Administering pre-employment tests as part of the hiring process can drive meaningful improvements in your company’s performance. These bottom-line benefits of testing explain why more than 80% of the Fortune 500 now use pre-employment testing as part of their hiring process.
Personality, aptitude and skills tests, or a combination thereof, can yield valuable insights into a candidate’s behavioral tendencies, problem-solving ability, and job-related competencies. By using professionally developed, validated testing instruments you are adding objective, data-driven metrics to your hiring process. No test is a perfect predictor, however, and besides being aware of the benefits of pre-employment testing, it is just as important that you not expect that tests will eliminate hiring mistakes altogether.
This is why when we first speak with customers, we try to establish realistic goals and expectations for a pre-employment testing program. Specifically, what kind of results should you expect from using pre-employment tests? Using tests should drive incremental improvements in your hiring results, and minimize the risk of bad hires. It should also dramatically streamline your hiring process, and translate into demonstrable improvements in your business by reducing turnover, lowering hiring and training costs, and improving productivity.
It is, however, just as important to be realistic and realize what you should NOT expect from pre-employment testing. Tests are NOT a crystal ball, unfortunately. Anyone who tells you otherwise is lying. When you see testing companies say things like, “Never make a bad hire again” or advertise 99.9% accuracy, it means they are either ignorant of how the science behind testing works, or misrepresenting it to sell you their tests—either way run, don’t walk, in the opposite direction. Incorporating tests into your hiring process does not mean you’ll never make another bad hire, only that you will make fewer of them. Some people who don’t test well may be great employees, and some that test well may be terrible employees. On the other hand, research shows that tests are significantly more accurate and reliable as predictors than resumes or interviews. Still, there is no selection methodology that will be 100% accurate in predicting performance.

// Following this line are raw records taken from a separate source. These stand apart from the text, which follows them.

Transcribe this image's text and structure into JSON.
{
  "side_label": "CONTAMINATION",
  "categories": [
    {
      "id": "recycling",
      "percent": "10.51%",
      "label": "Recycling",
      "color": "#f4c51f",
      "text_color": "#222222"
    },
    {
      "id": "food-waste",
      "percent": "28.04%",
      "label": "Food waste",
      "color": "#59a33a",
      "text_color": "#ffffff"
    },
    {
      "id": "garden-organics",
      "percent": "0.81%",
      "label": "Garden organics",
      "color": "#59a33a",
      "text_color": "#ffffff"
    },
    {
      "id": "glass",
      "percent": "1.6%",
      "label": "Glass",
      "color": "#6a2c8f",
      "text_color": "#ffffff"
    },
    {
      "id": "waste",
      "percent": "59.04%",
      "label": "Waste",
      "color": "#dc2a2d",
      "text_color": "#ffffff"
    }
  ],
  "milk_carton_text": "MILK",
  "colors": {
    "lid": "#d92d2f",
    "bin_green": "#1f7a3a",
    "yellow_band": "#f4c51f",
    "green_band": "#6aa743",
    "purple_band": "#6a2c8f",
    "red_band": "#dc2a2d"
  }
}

That’s why we always recommend that tests should be only one element of a comprehensive set of criteria you use to evaluate applicants. Sure, you can use tests at the top of the process to screen out employees who aren’t a good fit, but ultimately, organizations that use tests are making their final decisions based on many factors, of which tests should be an important component. A good way to look at it is this: no matter how well developed a test is, you should not try to outsource your hiring decisions to a testing company. You should expect tests to streamline and improve your hiring process, not replace it.